The Indexer (internal/episodic/indexer.go) runs a background sweeper loop on a 30-second poll (NewIndexer(..., poll)), processing up to 64 unindexed embeddable entries per sweepOnce. The server starts this sweeper automatically at boot when an embedder is configured (startEpisodicIndexer in internal/server/server_lifecycle.go, gated on KEEPER_OLLAMA_URL). When no embedder is configured the server instead logs one WARN at boot and reports "episodic": "sparse-only" on /healthz; crewship doctor reads that field and warns with the enable hint. Hot-path callers that want an embedding ready before the next recall call Indexer.IndexOne(ctx, entry) directly — typically right after writing a summary.generated entry:
err := x.IndexOne(ctx, entry)
Only entries whose type survives the coarse SQL filter (the EmbeddableEntryTypes slice) are candidates; the Go-side shouldEmbed then applies the severity-aware refinement.

Gotchas

Do not add exec.output_chunk to the embeddable list. Doing so will flood the embedding space with low-signal log chatter and kill recall quality. The comment in types.go is not a suggestion.

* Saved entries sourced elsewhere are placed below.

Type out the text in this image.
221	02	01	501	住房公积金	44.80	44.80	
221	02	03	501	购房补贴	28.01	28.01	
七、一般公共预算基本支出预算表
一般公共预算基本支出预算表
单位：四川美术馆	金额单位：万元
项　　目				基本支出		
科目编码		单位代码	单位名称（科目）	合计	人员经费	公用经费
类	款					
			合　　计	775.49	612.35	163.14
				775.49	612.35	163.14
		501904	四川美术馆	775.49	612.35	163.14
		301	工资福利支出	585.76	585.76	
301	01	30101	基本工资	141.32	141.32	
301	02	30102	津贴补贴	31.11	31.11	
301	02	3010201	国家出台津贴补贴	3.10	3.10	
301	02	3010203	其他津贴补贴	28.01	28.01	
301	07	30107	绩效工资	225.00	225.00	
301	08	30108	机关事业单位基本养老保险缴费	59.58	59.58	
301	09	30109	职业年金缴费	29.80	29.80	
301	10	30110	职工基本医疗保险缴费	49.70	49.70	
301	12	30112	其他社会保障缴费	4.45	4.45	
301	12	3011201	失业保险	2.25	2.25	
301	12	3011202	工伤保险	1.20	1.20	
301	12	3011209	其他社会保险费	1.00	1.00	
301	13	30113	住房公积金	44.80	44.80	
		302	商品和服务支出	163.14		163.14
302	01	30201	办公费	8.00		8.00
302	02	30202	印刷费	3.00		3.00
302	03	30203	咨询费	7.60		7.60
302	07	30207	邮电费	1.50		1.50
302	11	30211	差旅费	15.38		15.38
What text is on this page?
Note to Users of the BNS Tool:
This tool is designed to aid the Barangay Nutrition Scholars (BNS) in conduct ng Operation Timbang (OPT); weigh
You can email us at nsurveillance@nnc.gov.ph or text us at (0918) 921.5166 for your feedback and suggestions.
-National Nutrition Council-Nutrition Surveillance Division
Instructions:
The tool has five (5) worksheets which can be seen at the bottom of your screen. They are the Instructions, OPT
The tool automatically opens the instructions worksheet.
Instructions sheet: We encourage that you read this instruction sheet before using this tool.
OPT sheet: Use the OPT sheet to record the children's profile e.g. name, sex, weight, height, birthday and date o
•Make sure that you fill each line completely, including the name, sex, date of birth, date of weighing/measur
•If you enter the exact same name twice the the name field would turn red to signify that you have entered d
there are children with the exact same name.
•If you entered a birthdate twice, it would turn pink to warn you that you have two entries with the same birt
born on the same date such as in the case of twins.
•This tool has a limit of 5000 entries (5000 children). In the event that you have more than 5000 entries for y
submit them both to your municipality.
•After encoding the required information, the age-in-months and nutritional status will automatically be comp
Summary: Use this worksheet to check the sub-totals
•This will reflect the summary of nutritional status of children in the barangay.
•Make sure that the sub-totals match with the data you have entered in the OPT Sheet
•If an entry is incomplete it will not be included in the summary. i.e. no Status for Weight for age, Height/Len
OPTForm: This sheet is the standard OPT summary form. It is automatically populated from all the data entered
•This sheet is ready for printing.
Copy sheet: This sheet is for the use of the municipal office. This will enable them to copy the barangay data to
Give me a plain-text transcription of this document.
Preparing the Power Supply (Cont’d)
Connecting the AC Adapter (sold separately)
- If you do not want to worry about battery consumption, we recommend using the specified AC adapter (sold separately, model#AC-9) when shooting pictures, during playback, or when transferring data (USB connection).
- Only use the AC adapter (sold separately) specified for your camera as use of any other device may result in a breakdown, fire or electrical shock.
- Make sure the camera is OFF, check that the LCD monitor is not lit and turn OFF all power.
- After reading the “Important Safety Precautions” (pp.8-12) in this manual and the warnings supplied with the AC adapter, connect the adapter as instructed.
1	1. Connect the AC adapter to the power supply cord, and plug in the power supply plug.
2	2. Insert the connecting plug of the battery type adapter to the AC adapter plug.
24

  • Ollama dependency. No Ollama = sparse-only recall (no vector similarity). Set KEEPER_OLLAMA_URL, plus OLLAMA_MODELS="/Volumes/SSD 990 PRO/ollama-models" (external SSD) and ollama serve before ./dev.sh start when testing locally. Check the active mode via GET /healthz (episodic field) or crewship doctor.
  • Embedding is best-effort. An embedder error during a sweepOnce pass logs and skips; the entry is retried next sweep.
  • Cosine on small sets is fine. Don’t pre-optimise for a vector DB until the per-agent scan latency exceeds 50ms.
  • Crew Journal — source of entries.
  • Consolidate — the nightly workers that produce many of the embeddable entry types (summary.generated, memory.consolidated).